Self-deception is terrifyingly easy.
Sin is the great deceiver: “For sin, taking occasion by the commandment, deceived me, and by it slew me” (Rom. 7:11). The reason people sin is because they are deceived. Like Adam and Eve in the garden, people believe lies. But in order to believe the big lies, we have to tell and believe a number of smaller but no less insidious lies. We have to deceive ourselves in order to be deceived.
This self-deception often occurs more easily when we can distract ourselves with truth. It sounds funny, but some of the greatest atrocities carried out in the history of the world were done by men busy professing their love for their common man, pity for the underprivileged, justice for the oppressed. Jesus said that when we do our good deeds, we ought not to let our right hand know what our left hand is doing. The point was to not draw attention to the good deeds. Don’t announce your piety on Facebook. Don’t obsess over your righteousness. But there’s a perverse inversion of this principle that occurs when our right hand is helping the poor and our left hand is holding a brother by the neck demanding payment.
And this is where self-deception comes in. We are tempted to allow an act of mercy or justice or truth-telling to become the only lens by which we see ourselves. We are the friends of the poor, we tell ourselves. We love the underdog. We live to lift up the downtrodden, and meanwhile your wife gets the dregs of your energy. Your kids are oppressed by the fact that they always annoy you. Your reputation at church is cheerful and servant-hearted, but your neighbors know you’ve got an anger problem because they can hear you yelling across the street.
But if somebody were to bring it up, you would be completely dumbfounded. You can’t imagine yourself being that guy. You help set up on Sunday mornings. You gave extra to missions that one time. You volunteered at the pro-life rally. You lead a Bible study. You even told the truth one time when it would have been really easy to lie. You can only see what your right hand is doing, and you stubbornly refuse to look at your left hand. And when somebody asks you about it, you immediately pull out your right hand full of justice and mercy and truth. The whole thing is a sham, but you have become blind to the truth. You can’t see the lie. You can’t see what you’re doing.

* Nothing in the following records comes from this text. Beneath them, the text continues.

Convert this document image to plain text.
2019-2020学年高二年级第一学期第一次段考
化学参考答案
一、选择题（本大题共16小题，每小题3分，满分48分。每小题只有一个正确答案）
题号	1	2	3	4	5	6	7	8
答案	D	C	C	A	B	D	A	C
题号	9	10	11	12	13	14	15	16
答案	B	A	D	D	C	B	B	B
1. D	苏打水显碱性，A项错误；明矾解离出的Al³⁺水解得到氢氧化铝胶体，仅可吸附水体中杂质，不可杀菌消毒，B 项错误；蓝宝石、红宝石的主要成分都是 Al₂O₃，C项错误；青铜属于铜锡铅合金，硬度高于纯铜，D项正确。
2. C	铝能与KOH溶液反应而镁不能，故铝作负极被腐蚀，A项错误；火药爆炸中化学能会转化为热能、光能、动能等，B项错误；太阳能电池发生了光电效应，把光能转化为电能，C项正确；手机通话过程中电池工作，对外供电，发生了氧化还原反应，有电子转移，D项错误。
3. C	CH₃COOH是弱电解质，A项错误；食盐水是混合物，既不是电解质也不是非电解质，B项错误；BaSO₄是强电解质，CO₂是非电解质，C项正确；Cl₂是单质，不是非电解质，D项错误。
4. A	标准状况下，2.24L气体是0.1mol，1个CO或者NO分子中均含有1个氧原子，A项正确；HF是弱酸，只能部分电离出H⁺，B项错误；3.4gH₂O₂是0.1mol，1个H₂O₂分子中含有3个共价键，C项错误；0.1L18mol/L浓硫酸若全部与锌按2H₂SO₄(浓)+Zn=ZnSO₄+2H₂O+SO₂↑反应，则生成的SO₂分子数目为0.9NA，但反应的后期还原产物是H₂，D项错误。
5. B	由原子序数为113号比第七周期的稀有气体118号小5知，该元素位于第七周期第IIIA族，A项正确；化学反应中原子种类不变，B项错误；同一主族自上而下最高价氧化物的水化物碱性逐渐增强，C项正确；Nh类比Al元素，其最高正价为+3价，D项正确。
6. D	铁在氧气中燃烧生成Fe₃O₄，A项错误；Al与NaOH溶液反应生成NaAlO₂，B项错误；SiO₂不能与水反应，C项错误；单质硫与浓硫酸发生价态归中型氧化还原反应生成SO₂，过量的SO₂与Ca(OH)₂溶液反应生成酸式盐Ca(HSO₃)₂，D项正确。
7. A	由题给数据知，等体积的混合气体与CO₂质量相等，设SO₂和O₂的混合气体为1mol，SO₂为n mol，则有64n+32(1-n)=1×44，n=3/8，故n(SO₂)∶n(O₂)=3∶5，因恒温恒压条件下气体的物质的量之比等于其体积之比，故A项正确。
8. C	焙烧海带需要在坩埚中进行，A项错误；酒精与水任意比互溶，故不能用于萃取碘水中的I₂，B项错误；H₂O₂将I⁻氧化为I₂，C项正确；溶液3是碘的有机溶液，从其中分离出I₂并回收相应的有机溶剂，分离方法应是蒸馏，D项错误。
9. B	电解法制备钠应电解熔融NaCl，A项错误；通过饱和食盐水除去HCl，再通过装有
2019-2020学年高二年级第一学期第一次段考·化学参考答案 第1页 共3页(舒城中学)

The terrifying thing is that self-deception works because we believe our own lies. We believe them. We are sincere in our self-deception. We build our lies with bomb shelter materials so that when we are asked, we can *honestly* search our hearts and come up empty. Sometimes our work is so thorough that we can’t even get an honest opinion from the ones we most need it from. You turn to your wife and ask if you have an anger problem, but she’d never dream of saying that you do because then she would face the consequences in some form. You might not blow up, but your feelings would be hurt, and she’d feel the cold, static distance for a while. And if you wait long enough she’ll come back to you and apologize for being disrespectful and unsubmissive and grumpy — but anybody who had the security tapes in your home would see in a second who the oppressive one really is. And maybe she’s bought the lie. She’d defend your angry outbursts, your occasional porn habit, your financial corner-cutting because she sees how you volunteer, how you try to help folks out, how you try really hard to be good — she’s built the bomb shelter with you, and if the pastor asks how things are going, she smiles and says you work really hard and she’s so proud of you.
So often the deceptions are thoroughly laced with Bible verses: “But be ye doers of the word, and not hearers only, deceiving yourselves” (Js. 1:22). We think because we read the Bible, because we can quote verses, because we liked the sermon — we think we’ve actually obeyed. We’re like Bilbo trying to give up the ring, and we think because we’ve heard the instructions we’ve actually complied.
“Be not deceived; God is not mocked: for whatsoever a man sows, that shall he also reap” (Gal. 6:7). One of the lessons here is the fear of the Lord. If there is a God in heaven who knows all and sees all and rewards all men according their works, then we ought to be people who cry out to God for mercy and grace because who can know his own heart? Who can sort out all the fears and lies and shame? The Spirit searches the hearts of men, and the Spirit is our comfort and assurance. The Spirit sorts us out.
Finally, confession of sin is the jackhammer of the Spirit. “If we say that we have no sin, we deceive ourselves, and the truth is not in us” (1 Jn. 1:8). When you confess your sins boldly, taking responsibility for your particular words, actions, and thoughts — when you own them thoroughly without flinching, without ducking, without explaining, without excuses, without trying to avoid any of the force of the blow, you are allowing the Spirit access to your soul. That’s a terrifying place to be, but it’s also a wonderful place to be. Because this is no faceless Spirit. This is the Spirit of Jesus, the Spirit of our merciful High Priest who sympathizes with us in our weakness, whose blood makes the foulest clean. He knows our frames, and He is more gracious than we imagine.
“Search me, O God, and know my heart: try me, and know my thoughts: and see if there be any wicked way in me, and lead me in the way everlasting” (Ps. 139:22-23).